Urban heatwaves have a particular flavour of their own, distinct from meadows and beaches. There’s a different sensory palette, of hot tarmac and aggressive air conditioning, of crowded pavements outside pubs and strangers’ steaming bodies at rush hour. “The fat sun stalls by the phone masts. Anti-climb paint turns sulphurous on school gates and lamp posts. In Willesden people go barefoot, the streets turn European, there is a mania for eating outside,” begins Zadie Smith’s NW, capturing the potent blend of heaviness and hedonism that characterises London in August.

And of course, in recent years fictional heatwaves have acquired a new, sinister subtext. “Everyone knows it shouldn't be this hot,” thinks Leah, on NW’s opening page. “Shrivelled blossom and bitter little apples.
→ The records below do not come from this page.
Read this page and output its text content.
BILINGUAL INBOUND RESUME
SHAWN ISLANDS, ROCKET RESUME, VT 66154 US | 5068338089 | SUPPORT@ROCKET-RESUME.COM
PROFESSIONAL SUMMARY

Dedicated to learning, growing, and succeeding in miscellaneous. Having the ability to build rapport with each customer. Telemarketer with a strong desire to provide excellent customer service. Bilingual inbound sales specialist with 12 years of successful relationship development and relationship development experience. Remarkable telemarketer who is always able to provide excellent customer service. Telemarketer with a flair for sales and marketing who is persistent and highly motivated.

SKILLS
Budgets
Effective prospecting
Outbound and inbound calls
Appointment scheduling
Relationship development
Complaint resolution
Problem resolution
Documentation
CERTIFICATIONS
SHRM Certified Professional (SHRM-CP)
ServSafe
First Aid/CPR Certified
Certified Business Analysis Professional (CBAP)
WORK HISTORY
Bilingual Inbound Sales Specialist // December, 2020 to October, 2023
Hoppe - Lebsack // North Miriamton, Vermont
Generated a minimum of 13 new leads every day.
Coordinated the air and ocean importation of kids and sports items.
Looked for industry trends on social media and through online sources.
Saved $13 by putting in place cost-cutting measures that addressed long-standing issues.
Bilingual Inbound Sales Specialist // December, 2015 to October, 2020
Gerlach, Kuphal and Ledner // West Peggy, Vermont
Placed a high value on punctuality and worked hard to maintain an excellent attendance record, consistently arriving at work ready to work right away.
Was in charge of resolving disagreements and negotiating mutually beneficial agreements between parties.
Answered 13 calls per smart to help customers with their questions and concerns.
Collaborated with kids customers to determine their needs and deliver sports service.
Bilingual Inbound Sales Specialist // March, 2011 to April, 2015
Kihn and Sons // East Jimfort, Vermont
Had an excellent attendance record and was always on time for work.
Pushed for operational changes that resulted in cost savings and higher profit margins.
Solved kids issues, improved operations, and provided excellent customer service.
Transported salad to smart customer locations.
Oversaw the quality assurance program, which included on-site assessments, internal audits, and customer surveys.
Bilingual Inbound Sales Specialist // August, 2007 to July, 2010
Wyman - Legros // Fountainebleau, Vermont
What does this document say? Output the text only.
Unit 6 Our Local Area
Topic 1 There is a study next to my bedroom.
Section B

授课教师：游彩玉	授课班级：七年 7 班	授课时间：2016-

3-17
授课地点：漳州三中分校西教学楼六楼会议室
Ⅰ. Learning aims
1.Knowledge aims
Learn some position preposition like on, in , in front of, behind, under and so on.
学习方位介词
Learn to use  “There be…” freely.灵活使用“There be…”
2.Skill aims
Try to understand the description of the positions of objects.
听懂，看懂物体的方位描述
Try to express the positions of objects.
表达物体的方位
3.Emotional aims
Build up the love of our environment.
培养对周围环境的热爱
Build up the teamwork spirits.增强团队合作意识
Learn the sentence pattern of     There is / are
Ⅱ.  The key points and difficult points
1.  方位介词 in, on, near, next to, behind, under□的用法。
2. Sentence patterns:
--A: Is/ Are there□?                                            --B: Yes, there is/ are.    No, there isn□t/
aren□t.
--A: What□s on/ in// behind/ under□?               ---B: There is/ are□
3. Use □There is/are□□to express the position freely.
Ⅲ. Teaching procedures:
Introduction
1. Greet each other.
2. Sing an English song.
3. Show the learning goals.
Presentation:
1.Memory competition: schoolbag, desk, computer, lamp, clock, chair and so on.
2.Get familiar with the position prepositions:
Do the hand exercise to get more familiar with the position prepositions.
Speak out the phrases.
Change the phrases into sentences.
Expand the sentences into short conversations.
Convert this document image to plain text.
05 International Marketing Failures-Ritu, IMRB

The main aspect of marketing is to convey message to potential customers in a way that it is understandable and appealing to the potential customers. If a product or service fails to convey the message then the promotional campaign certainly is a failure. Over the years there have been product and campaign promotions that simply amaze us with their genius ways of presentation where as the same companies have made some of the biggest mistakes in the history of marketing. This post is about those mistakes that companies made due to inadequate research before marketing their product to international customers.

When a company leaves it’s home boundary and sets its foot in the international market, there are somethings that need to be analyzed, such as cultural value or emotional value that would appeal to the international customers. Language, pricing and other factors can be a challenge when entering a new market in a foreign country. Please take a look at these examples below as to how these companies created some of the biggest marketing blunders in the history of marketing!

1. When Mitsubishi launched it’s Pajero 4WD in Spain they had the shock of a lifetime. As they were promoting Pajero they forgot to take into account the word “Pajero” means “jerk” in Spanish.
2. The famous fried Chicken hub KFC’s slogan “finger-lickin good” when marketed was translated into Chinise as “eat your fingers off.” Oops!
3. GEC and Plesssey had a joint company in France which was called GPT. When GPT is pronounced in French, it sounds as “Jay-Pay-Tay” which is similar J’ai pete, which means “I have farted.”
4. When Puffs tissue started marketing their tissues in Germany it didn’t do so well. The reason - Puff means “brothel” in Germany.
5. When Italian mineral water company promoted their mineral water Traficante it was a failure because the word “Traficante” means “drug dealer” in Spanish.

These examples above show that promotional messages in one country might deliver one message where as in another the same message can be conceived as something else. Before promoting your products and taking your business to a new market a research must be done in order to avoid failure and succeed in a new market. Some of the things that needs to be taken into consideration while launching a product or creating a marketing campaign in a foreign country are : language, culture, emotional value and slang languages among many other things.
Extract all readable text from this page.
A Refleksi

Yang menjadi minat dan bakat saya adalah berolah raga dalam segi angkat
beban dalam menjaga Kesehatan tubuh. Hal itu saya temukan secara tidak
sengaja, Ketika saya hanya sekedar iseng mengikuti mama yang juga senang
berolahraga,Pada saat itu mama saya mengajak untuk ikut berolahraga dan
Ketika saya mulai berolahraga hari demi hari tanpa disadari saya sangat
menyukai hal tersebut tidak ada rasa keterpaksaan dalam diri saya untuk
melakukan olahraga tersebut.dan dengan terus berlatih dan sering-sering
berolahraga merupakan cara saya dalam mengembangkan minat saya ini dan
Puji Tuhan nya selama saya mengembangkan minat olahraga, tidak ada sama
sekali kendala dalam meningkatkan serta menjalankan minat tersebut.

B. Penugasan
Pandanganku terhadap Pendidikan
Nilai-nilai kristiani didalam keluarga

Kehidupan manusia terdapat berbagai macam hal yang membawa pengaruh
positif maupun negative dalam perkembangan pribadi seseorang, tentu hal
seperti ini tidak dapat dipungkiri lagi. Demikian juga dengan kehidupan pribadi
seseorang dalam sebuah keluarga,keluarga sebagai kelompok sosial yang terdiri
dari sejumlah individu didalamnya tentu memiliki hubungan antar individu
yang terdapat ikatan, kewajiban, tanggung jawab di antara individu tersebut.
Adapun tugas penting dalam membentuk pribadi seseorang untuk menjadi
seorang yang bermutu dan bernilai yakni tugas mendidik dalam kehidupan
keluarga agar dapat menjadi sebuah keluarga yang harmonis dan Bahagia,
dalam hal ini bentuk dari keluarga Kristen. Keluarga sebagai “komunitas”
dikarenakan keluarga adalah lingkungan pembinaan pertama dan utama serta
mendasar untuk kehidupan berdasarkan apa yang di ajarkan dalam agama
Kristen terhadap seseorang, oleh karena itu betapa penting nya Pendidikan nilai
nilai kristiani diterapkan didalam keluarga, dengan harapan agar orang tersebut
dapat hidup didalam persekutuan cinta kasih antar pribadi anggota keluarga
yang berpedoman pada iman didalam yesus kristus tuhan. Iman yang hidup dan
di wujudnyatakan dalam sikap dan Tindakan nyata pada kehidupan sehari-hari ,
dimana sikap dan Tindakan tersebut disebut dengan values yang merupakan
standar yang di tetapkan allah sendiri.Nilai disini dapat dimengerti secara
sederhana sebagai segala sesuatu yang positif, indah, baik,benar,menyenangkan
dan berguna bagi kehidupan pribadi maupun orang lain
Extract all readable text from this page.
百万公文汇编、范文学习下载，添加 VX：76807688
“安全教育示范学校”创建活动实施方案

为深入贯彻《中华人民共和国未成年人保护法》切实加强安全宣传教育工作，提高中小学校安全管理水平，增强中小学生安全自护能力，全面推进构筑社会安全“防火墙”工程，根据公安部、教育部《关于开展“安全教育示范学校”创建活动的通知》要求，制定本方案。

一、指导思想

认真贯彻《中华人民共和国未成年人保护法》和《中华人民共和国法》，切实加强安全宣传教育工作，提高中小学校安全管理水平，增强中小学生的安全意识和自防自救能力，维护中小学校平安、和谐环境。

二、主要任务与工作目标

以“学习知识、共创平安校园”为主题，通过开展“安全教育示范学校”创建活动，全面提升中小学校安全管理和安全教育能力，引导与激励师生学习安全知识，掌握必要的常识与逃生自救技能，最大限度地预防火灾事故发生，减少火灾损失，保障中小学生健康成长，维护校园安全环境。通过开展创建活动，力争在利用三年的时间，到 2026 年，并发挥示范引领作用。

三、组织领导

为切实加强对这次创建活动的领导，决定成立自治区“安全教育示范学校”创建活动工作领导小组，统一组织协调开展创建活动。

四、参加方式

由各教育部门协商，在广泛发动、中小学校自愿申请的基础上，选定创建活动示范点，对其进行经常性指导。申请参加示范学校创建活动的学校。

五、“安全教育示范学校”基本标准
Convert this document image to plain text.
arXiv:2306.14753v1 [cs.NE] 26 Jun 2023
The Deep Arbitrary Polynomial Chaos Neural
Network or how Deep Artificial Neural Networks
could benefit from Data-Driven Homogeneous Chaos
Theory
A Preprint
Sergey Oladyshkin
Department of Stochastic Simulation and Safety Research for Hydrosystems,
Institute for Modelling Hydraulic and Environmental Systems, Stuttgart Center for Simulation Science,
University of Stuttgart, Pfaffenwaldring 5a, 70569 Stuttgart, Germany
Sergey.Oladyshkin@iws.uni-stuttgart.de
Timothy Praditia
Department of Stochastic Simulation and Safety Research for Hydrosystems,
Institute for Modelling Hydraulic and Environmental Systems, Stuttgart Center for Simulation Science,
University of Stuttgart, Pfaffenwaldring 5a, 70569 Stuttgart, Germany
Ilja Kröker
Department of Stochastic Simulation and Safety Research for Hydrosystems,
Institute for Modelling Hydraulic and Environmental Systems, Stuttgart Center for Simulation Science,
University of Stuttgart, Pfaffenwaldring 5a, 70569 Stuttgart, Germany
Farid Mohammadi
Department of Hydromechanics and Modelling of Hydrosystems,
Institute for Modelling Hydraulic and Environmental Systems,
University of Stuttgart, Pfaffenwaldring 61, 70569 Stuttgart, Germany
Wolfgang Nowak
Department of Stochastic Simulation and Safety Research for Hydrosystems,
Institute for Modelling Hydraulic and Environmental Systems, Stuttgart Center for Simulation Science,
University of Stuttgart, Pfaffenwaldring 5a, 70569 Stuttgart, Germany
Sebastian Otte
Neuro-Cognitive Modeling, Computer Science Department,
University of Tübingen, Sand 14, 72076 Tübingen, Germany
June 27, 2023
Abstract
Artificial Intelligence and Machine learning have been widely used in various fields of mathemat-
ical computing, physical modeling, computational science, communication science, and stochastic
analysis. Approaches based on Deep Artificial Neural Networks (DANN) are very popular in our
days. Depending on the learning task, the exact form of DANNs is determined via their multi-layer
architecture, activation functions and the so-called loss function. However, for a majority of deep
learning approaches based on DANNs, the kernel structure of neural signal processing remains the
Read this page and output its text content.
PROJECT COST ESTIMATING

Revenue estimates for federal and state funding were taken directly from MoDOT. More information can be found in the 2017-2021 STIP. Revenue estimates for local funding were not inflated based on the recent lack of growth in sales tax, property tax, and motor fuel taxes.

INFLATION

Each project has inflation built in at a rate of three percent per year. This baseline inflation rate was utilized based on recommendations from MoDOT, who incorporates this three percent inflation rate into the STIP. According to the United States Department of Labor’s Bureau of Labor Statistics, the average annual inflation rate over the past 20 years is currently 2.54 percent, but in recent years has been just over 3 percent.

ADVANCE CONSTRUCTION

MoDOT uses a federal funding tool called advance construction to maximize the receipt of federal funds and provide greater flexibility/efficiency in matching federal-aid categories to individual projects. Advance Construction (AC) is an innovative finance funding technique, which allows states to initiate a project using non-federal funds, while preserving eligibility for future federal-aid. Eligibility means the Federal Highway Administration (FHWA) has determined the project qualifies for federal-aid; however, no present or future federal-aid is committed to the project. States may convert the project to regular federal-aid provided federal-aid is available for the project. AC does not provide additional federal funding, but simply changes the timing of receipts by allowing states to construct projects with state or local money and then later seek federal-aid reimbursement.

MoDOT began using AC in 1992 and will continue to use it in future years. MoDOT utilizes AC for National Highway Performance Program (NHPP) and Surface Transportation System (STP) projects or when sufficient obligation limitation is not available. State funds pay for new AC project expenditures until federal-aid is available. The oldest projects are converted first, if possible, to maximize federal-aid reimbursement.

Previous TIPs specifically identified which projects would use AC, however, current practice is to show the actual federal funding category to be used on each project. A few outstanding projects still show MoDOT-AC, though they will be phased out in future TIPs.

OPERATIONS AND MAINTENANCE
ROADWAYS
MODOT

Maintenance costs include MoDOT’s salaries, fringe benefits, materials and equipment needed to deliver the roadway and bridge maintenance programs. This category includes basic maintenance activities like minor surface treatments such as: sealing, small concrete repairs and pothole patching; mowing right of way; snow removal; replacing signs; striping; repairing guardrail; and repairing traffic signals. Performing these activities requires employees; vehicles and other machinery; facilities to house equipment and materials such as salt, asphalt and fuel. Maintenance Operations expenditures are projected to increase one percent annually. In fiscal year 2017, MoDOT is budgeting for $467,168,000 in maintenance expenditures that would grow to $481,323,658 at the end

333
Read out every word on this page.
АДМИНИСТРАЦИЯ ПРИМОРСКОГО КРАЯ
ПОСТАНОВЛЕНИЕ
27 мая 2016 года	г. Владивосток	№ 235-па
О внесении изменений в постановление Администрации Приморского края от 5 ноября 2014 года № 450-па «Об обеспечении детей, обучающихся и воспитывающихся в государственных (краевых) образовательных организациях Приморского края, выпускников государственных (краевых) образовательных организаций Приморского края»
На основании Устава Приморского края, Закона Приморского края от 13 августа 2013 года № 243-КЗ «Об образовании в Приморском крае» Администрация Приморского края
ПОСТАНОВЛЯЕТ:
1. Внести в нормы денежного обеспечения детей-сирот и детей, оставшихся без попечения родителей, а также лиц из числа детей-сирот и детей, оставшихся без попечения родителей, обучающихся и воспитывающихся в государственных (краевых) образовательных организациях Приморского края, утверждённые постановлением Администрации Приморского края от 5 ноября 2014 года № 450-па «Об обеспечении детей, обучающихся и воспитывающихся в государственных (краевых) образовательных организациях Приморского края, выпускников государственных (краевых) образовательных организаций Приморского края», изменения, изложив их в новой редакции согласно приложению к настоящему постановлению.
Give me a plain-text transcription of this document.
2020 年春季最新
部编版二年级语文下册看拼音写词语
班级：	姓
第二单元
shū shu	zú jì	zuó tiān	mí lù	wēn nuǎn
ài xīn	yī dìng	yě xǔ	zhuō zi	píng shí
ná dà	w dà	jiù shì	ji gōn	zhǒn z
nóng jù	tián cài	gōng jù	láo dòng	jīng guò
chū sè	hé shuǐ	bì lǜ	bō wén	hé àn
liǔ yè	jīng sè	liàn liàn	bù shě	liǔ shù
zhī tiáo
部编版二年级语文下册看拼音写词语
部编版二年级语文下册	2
Birds singing the wrong tunes in the wrong trees too early in the year.” Just as human chaos rules in a heatwave, the natural order of things is tipped off-kilter too.

Novels based around extreme heatwaves are a relatively modern phenomena. “Jane Austen won’t condemn her readers to staying outside for long unless there’s a gently cooling breeze,” points out Alexandra Harris. “But we can be sure that in our overheated future, there’ll be a great many novels taking our temperatures and watching for the point when the weather ‘breaks’ and the lightning strikes.”

For now though, only one thing seems certain. That the moment you finish reading this article, it will probably start raining.